In yesterday’s Technical Webcast we discussed 13-Apr’s 360.75 corrective low as our short-term bull risk parameter the market needed to sustain gains above to maintain a more immediate bullish count. The hourly chart below shows the market’s failure to do so, confirming a bearish divergence in short-term momentum that defines yesterday’s 376.00 high as the possible end to a 5-wave sequence up from 29-Mar’s 315.75 larger-degree corrective low and key long-term risk parameter. As a result, yesterday’s 376.00 high serves as our new short-term risk parameter from which non-bullish decisions like long-covers and cautious bearish punts can be objectively based and managed by shorter-term traders with tighter risk profiles.
Given the magnitude of the secular bull trend and erven the extent and impulsiveness of the latest portion of the bull from 315.75 however, this week’s setback attempt falls well within the bounds of a smaller-degree (4th-Wave) correction ahead of a (5th-Wave) resumption of the rally from 315.75 consistent with the secular bull market. At this juncture however, the market has specific yesterday’s 376.00 high as THE level around which to make this judgment.
From a longer-term perspective, only a glance at the daily (above) and weekly log (below) charts of the Sep contract is needed to see that the secular bull trend remains the dominant technical factor. Indeed, the market has yet to concede to prices even below former 350.00-area resistance-turned-support, let alone fail below 29-Mar’s 315.75 larger-degree corrective low and key long-term risk parameter needed to complete a larger-degree 5-wave sequence up from 14-Jan’s 241.00 low. Per such, this 315.75 level remains intact as our key long-term bull risk parameter pertinent to longer-term commercial players.

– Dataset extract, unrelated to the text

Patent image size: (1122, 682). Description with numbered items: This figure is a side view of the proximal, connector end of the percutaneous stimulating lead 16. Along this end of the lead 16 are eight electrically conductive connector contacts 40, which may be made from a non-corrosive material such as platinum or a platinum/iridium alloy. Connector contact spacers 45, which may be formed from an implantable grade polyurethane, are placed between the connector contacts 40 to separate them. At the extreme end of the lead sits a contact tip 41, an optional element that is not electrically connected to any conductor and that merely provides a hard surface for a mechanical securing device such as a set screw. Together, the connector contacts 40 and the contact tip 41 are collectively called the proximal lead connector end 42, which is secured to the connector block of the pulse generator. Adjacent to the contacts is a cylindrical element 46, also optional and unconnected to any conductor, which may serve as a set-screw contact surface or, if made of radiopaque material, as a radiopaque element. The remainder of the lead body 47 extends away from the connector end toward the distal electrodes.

On an active-continuation basis, the weekly log chart below does not yet reflect Sep contract prices, but this should change within a week. Putting this chart closer to 29-Mar’s 347.50 low and risk parameter in the May contract, traders are urged to focus on 29-Mar’s 315.75 corrective low in the Sep contract as our key long-term bull risk parameter.

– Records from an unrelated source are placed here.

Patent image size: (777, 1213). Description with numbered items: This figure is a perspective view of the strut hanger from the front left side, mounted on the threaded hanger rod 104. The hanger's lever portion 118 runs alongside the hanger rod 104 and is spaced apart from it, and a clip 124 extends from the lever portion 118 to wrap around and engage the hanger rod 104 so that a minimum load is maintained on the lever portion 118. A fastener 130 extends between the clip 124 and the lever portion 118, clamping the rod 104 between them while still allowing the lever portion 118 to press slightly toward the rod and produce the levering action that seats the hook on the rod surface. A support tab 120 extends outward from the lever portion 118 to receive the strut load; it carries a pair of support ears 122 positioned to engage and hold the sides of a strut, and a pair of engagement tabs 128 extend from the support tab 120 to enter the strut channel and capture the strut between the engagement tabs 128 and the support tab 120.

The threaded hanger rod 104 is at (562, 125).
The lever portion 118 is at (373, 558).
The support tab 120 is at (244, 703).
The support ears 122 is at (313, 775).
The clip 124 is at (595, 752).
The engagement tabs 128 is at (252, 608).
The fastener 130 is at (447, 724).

These issues considered, shorter-term traders have been advised to move to a neutral/sideline position in order to circumvent the depths unknown of a slightly larger-degree correction or possible reversal lower. A recovery above 376.00 negates this call, chalks up this week’s setback as a correction and reinstates the secular bull that would warrant a return to a bullish policy. Longer-term players remain advised to maintain a bullish policy and exposure with a failure below 315.75 required to negate this call and warrant moving to a neutral/sideline position ahead of a broader peak/reversal threat.